Die Perspektive ist durchgehend jene eigentümlich intime der 2. Person Singular (»Du gehst …«), die jeden Leser, ob männlich oder weiblich, zu Identifikation und Solidarität drängt. Wir teilen die Geheimnisse, ob wir wollen oder nicht. Gelegentlich weist ein kleiner Zusatz in die einzunehmende Rolle: »Dann kamst du an die Reihe, die mittlere Tochter.« – »Dieses Kind – und das Kind bist du – bekommt einen melancholischen Zug im Gesicht …«
Eine originelle Bildlichkeit verstärkt die Unmittelbarkeit der Ansprache und verdichtet die Atmosphäre; sie interpretiert den Alltag, filtert durch scharfe Beobachtung oft amüsante Details heraus, wagt sich, wenn nötig, bis an die Grenze des Süßlich-Romantischen: »und sie beendete ihren Erzählfluss so, wie man einen Wasserhahn zudreht« (»Confessione: Beichte, Geständnis, Konfession«) – »diese junge Frau, die beim Busfahren lernt, mit ihren Wunschbändchen, in denen all ihre noch nicht in Erfüllung gegangenen Wünsche stecken« (»Dominus«) – »Die Worte machten, was sie immer machen, wenn du Angst hast: Sie verkriechen sich im Mund, suchen eine geschützte Stelle und kommen nicht mehr zum Vorschein.« (»Corteccia: Borke, Rinde, äußere. Erscheinung«) – »Jedes Mal, wenn er losstürmte, hast du dich kurz aus dem Gespräch ausgeklinkt. Du hattest das Gefühl, in dir steigt jemand auf eine kleine Leiter – genau dort, hinter dem Brustbein –, von wo aus das Spiel deutlich besser zu sehen war. Du hast ihn einfach hochklettern lassen …« (»Infanzia: Kindheit«)

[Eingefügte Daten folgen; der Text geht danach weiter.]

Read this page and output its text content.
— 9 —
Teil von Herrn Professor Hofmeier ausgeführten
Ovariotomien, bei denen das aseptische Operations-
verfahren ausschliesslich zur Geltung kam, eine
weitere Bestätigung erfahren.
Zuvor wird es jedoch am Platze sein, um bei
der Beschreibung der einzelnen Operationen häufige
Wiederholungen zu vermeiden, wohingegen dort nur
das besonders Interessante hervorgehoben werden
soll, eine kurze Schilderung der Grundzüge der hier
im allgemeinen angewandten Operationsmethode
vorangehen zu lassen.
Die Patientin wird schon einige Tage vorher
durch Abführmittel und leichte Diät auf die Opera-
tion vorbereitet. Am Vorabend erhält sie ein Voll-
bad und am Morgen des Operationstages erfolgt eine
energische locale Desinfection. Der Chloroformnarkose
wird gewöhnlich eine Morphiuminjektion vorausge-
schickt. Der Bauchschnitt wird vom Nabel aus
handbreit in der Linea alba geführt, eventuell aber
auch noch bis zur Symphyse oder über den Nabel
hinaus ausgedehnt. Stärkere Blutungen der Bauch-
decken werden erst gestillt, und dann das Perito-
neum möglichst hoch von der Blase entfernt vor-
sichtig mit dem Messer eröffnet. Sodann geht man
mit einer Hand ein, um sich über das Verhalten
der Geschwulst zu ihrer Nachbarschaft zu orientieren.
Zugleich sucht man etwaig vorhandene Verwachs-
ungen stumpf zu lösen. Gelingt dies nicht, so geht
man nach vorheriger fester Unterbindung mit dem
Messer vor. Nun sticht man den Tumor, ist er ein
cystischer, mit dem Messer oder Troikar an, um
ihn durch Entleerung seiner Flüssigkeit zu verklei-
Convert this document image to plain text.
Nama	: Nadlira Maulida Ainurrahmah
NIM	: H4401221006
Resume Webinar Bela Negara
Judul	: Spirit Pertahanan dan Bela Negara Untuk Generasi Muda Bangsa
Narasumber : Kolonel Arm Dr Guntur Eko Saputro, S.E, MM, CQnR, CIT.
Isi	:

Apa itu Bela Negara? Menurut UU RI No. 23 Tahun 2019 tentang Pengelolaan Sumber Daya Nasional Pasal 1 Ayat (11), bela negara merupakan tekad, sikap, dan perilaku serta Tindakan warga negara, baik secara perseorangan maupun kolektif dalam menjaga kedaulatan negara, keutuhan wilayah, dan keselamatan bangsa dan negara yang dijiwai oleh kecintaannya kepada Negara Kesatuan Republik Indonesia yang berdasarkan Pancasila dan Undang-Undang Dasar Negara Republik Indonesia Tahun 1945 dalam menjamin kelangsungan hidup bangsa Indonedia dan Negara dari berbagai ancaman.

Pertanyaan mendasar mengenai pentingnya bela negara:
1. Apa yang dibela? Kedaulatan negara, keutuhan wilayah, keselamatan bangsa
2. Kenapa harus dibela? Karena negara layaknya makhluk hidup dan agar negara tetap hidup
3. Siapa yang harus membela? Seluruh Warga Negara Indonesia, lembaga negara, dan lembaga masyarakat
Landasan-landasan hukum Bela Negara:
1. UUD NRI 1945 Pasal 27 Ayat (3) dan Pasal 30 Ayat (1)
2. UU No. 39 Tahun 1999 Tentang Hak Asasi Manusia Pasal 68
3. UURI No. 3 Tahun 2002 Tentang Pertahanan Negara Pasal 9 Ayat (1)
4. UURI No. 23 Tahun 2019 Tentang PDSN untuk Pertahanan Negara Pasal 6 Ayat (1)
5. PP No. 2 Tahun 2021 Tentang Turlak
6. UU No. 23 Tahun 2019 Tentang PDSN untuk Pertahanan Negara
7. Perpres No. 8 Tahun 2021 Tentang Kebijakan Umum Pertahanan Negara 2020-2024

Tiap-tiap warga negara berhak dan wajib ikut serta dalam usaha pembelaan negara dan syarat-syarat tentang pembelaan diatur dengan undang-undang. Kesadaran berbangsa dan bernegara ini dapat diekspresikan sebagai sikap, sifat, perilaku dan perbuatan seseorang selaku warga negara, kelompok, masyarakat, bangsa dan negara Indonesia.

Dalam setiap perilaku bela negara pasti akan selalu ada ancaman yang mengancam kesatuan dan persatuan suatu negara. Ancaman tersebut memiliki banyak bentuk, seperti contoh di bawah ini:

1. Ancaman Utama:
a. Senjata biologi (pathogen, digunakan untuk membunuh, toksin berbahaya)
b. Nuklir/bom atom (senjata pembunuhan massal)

Achtunddreißig durchweg reizvolle short short stories sind hier versammelt, nach ihren (italienischen) Titeln ordentlich alphabetisch sortiert (dem Buchtitel zum Trotz) und durch eine kleine Rahmenerzählung gefasst. Vor den aufmerksamen ABC-Schützen breitet der Lehrer bunte Holzplättchen aus, jedes mit einem Buchstaben des Alphabets: »Dann erklärte er uns, dass das Alphabet aus einundzwanzig Buchstaben besteht. ›Das klingt vielleicht nach wenig‹, sagte er, ›aber mit diesen Buchstaben müsst ihr von nun an alles machen. Mit einundzwanzig Buchstaben‹, sagte er, und dabei nahm er sie in die Hände und hielt sie jedem von uns unter die Nase, ›kann man die Welt erbauen und zerstören, kann man geboren werden und sterben, lieben, leiden, drohen, helfen, bitten, befehlen, flehen, trösten, lachen, fragen, sich rächen, streicheln.‹« Die Aufzählung umreißt, was sich in den kleinen Geschichten zuträgt: zeitlose Erfahrungen, Bedeutsames im Alltäglichen.
Das Büchlein ist großzügig gelayoutet (wie es einem Bändchen voller Fast-Gedichte zusteht), ein wunderbar edles kleines Hardcover-Geschenk für jede Gelegenheit und eine schöne, beglückende Lektüre, besonders für junge oder werdende Eltern.